Liderlik zaafiyeti, gericilik karşısında dik duramama, NATO’culuk kuşkusuz önemli meselelerdir ancak bunlar Cumhuriyet Halk Partisi’nin temel sorununun ürünüdür, dolayısıyla birer sonuçtur. CHP’ye ilişkin yapılacak her tür değerlendirmede en tepeye “düzen partisi” olma özelliği yazılmalıdır.

Düzen partisi, mevcut düzenin temellerine dokunmayan, programını ve gündelik siyasetini düzen sınırları içine yerleştiren partidir. Bu ilk bakışta masum gelebilir, “herkes devrimci olmak zorunda değil” denebilir. Ancak dahası da vardır. Mevcut düzen çelişkileriyle, zayıflıklarıyla her an korunmaya ve kollanmaya muhtaçtır ve düzen partileri başka yerleşik mekanizmaların dışında bu görevi yerine getirirler. Her biri değişik işlevler üstlenebilir, her birinin rolü ve ağırlığı bir ötekinden farklı olabilir. Ancak düzen partilerinin yalnızca o düzenin sınırları içinde kalmalarının yetmemesi aynı zamanda o düzeni koruma yükümlülüklerini yerine getirmek durumunda olmaları da bir siyaset kuralıdır.

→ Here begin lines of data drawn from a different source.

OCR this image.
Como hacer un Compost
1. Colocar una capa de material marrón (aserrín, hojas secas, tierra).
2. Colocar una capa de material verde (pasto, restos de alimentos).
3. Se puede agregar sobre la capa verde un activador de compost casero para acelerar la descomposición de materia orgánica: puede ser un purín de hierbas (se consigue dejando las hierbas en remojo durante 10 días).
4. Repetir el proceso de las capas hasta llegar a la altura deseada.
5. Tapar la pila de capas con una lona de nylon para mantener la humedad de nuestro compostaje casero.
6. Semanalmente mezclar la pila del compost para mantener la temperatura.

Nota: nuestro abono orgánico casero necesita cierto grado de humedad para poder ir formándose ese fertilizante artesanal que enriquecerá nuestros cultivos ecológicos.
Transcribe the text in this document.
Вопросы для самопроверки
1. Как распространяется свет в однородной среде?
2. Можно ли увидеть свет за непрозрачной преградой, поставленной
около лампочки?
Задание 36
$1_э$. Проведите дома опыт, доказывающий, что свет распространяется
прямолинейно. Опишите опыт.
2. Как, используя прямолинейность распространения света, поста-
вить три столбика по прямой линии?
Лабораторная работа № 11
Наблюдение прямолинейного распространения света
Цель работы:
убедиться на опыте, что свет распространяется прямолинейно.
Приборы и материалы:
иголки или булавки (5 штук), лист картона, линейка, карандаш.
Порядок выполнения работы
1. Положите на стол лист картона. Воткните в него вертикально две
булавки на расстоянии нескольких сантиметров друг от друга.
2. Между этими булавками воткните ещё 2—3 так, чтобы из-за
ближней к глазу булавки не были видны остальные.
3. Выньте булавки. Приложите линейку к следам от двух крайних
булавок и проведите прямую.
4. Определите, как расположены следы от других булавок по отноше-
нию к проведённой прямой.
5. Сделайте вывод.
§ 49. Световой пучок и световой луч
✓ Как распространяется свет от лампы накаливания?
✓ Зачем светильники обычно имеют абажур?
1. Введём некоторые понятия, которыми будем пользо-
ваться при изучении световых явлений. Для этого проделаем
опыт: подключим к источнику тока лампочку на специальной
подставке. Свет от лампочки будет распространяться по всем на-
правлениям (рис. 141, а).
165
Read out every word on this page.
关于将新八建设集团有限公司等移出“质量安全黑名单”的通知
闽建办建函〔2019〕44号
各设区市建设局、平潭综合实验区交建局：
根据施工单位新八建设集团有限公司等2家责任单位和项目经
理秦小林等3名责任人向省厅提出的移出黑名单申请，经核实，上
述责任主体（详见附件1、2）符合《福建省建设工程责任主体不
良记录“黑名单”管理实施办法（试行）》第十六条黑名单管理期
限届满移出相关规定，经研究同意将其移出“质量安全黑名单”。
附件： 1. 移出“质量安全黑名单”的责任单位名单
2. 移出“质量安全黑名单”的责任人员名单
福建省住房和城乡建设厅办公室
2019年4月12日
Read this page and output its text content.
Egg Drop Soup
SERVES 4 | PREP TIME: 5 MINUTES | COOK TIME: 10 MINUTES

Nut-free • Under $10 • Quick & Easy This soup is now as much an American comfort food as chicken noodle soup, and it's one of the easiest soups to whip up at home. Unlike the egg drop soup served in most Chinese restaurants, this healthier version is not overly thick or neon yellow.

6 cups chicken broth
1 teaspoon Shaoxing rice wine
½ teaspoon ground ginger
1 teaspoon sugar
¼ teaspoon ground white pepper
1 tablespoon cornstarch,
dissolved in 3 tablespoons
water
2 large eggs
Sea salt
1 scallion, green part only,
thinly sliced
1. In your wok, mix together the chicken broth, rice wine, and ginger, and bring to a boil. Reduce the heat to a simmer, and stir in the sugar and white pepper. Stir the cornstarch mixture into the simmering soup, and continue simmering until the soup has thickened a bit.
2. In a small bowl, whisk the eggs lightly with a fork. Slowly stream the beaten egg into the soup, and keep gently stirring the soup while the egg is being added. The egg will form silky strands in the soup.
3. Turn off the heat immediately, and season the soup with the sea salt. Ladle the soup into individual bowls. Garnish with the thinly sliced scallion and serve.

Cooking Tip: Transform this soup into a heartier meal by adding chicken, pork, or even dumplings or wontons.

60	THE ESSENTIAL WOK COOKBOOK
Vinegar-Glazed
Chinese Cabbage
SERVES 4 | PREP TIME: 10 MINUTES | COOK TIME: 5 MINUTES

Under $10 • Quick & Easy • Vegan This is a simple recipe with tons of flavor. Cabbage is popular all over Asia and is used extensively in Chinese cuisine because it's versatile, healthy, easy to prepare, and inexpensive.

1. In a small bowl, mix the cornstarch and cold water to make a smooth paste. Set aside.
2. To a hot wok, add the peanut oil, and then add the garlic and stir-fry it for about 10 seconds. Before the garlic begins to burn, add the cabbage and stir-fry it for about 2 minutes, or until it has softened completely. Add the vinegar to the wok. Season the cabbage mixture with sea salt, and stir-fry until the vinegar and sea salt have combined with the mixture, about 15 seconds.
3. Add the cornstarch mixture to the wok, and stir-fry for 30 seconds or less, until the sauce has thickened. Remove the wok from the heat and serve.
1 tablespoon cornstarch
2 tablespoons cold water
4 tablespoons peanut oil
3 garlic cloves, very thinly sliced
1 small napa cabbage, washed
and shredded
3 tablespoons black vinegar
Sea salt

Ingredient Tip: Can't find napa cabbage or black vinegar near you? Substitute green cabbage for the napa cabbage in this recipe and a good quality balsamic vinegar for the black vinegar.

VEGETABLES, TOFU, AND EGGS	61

Bu yükümlülükleri yerine getirmeyen düzen partilerini dönüştürecek ya da onu önemsizleştirecek mekanizmalara yeterinece sahiptir kapitalist sistem. Köklü burjuva partileri hem sermaye hem de devlet kurumlarıyla bir bölümü örtülü bir bölümü aleni bağlara sahiptir, bu bağları söküp atmak neredeyse imkansızdır. Düzen bu bağları sorgulamaya kalkanları o partinin kültürü içerisinde etkisizleştirecek onlarca araca sahiptir. Paranın gücü, medya manipülasyonları, istihbarat örgütlerinin operasyonları ilk akla gelenlerdir.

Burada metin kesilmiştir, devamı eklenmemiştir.